Lunch time in Manhattan should be its own tourist attraction. 1.6 million people need to be fed at least three times every day in a (relatively) tiny area. You can be at Central Park at 11 AM and see people eating. Walk south for an hour, and watch people eating on every corner. Hop in the subway and get out at the southern tip, and people are still eating. How does all that food get distributed? My god, there must be thousands of stores, restaurants, streets carts, and other food vendors in Manhattan. Assuming that most of these vendors need to restock daily, and ignoring the production of the food, my brain spins trying to imagine all the trucks with delivery schedules and boxes of food. How does it stay fresh? How do you have time to deliver? It’s like Santa trying to deliver gifts to all the children on christmas eve, it’s a logistical magic trick!
Then there’s the water. I bent over to drink a sip of water from the water fountain in the Public Library. How did that water get to that fountain? Where did it come from? 1.6 million people drinking about a gallon of water every day, apart from showering, cleaning, cooking, and waste. Just how big is that reservoir? How have New Yorkers not drank all the water in the ti-state region by now?
Anywho, my stomach was hurtin’ from all that pastrami, and I needed to walk it off. Down Fifth Avenue I went, careful to stay away from the sunny side of the street. Considering the improbability of actually seeing the sun in the slot canyon that is Manhattan, it wasn’t very hard to do.
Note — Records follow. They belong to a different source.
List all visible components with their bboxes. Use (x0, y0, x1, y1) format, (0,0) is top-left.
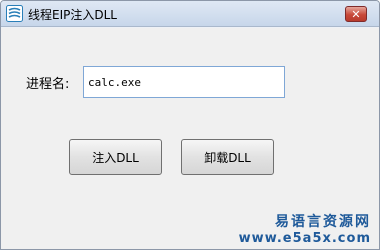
unload-dll-button[interactable]: 卸载DLL (181, 139, 274, 175)
client-area: 进程名: 注入DLL 卸载DLL 易语言资源网 www.e5a5x.com (1, 28, 379, 249)
process-name-label: 进程名: (26, 77, 70, 92)
window-title: 线程EIP注入DLL (28, 8, 117, 22)
inject-dll-button[interactable]: 注入DLL (69, 139, 162, 175)
watermark-site-name: 易语言资源网 (275, 214, 371, 230)
watermark: 易语言资源网 www.e5a5x.com (239, 211, 371, 246)
app-window: 线程EIP注入DLL ✕ 进程名: 注入DLL 卸载DLL 易语言资源网 www… (0, 0, 380, 250)
app-icon (6, 5, 23, 22)
close-icon: ✕ (351, 7, 361, 21)
process-name-input[interactable] (83, 66, 285, 98)
close-button[interactable]: ✕ (345, 6, 367, 22)
watermark-url: www.e5a5x.com (238, 231, 371, 246)
title-bar[interactable]: 线程EIP注入DLL ✕ (1, 1, 379, 27)
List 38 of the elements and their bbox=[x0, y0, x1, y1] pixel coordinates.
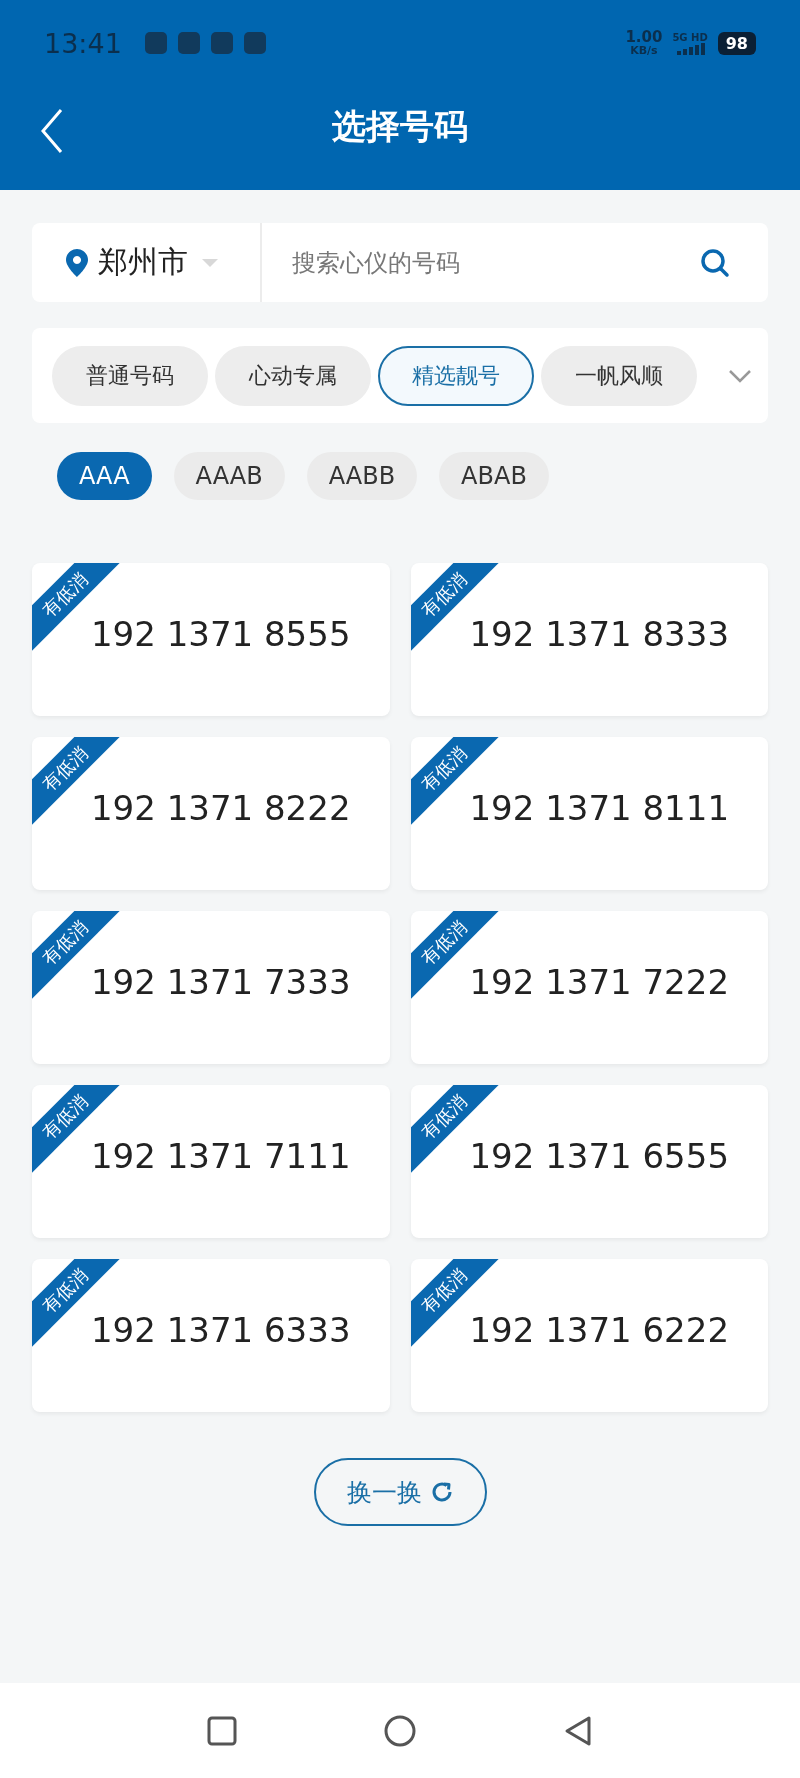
category-tab[interactable]: 普通号码 bbox=[52, 345, 208, 406]
dropdown-icon bbox=[202, 258, 218, 267]
app-icon bbox=[210, 32, 233, 54]
signal-icon bbox=[675, 42, 706, 55]
category-tab[interactable]: 心动专属 bbox=[215, 345, 371, 406]
number-card[interactable]: 有低消 192 1371 8555 bbox=[32, 563, 390, 716]
category-tab[interactable]: 精选靓号 bbox=[378, 345, 534, 406]
number-card[interactable]: 有低消 192 1371 8111 bbox=[410, 737, 768, 890]
number-card[interactable]: 有低消 192 1371 8222 bbox=[32, 737, 390, 890]
number-card[interactable]: 有低消 192 1371 6555 bbox=[410, 1085, 768, 1238]
app-icon bbox=[144, 32, 167, 54]
refresh-button[interactable]: 换一换 bbox=[313, 1458, 487, 1526]
page-title: 选择号码 bbox=[332, 105, 468, 148]
status-time: 13:41 bbox=[44, 27, 122, 59]
pattern-tab[interactable]: AAAB bbox=[173, 452, 285, 500]
pattern-tab[interactable]: ABAB bbox=[439, 452, 549, 500]
number-card[interactable]: 有低消 192 1371 7111 bbox=[32, 1085, 390, 1238]
location-pin-icon bbox=[66, 248, 88, 277]
pattern-tab[interactable]: AABB bbox=[306, 452, 418, 500]
pattern-tab[interactable]: AAA bbox=[57, 452, 152, 500]
app-icon bbox=[243, 32, 266, 54]
network-speed: 1.00 bbox=[625, 30, 663, 45]
network-type: 5G HD bbox=[672, 31, 708, 43]
search-field[interactable]: 搜索心仪的号码 bbox=[262, 247, 700, 278]
number-card[interactable]: 有低消 192 1371 8333 bbox=[410, 563, 768, 716]
number-card[interactable]: 有低消 192 1371 6222 bbox=[410, 1259, 768, 1412]
number-card[interactable]: 有低消 192 1371 6333 bbox=[32, 1259, 390, 1412]
city-selector[interactable]: 郑州市 bbox=[32, 223, 262, 302]
app-icon bbox=[177, 32, 200, 54]
number-card[interactable]: 有低消 192 1371 7333 bbox=[32, 911, 390, 1064]
number-card[interactable]: 有低消 192 1371 7222 bbox=[410, 911, 768, 1064]
chevron-down-icon[interactable] bbox=[728, 368, 752, 383]
network-speed-unit: KB/s bbox=[630, 45, 658, 56]
battery-level: 98 bbox=[717, 31, 756, 55]
category-tab[interactable]: 一帆风顺 bbox=[541, 345, 697, 406]
search-icon[interactable] bbox=[700, 247, 730, 278]
back-icon[interactable] bbox=[40, 108, 64, 154]
refresh-icon bbox=[429, 1480, 454, 1504]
I have mixed feelings about traveling alone. On the one hand, having complete freedom over my schedule is freeing, on the other, it can get lonely. Yesterday was the former. Walking around aimlessly, my mind drifts in and out of consciousness, prompted by its visual stimuli. These few days in New York have been really helpful for me. You see, my brain operates like Wario from Mario Kart 64. It’s slow to start, but when it starts, it moves with the inertia of a freight train. That is, it takes a bit of effort for me to commit to a task. However, once the commitment is made and the motivation budgeted, context switching becomes really expensive. This modus operandi lends itself to bouts of forgetfulness and single-mindedness. Just ask my Mom to tell you stories of me getting onto the school bus and leaving my bag on the street, or stories of walking into a lunch joint at 10:30 in the morning and wondering where people are.
New York has restarted my brain. Sure, I get excited about work after doing a demo and I’ll wanna sit at a Starbucks and crank some code out, but the Starbucks’ in Manhattan don’t have seating, and meeting people usually involves public transportation across the boroughs, a task I’m very inefficient at. All of which involves me walking a lot (Averaging 7 miles a day). I left San Francisco concerned, and I haven’t had a chance to dwell in New York.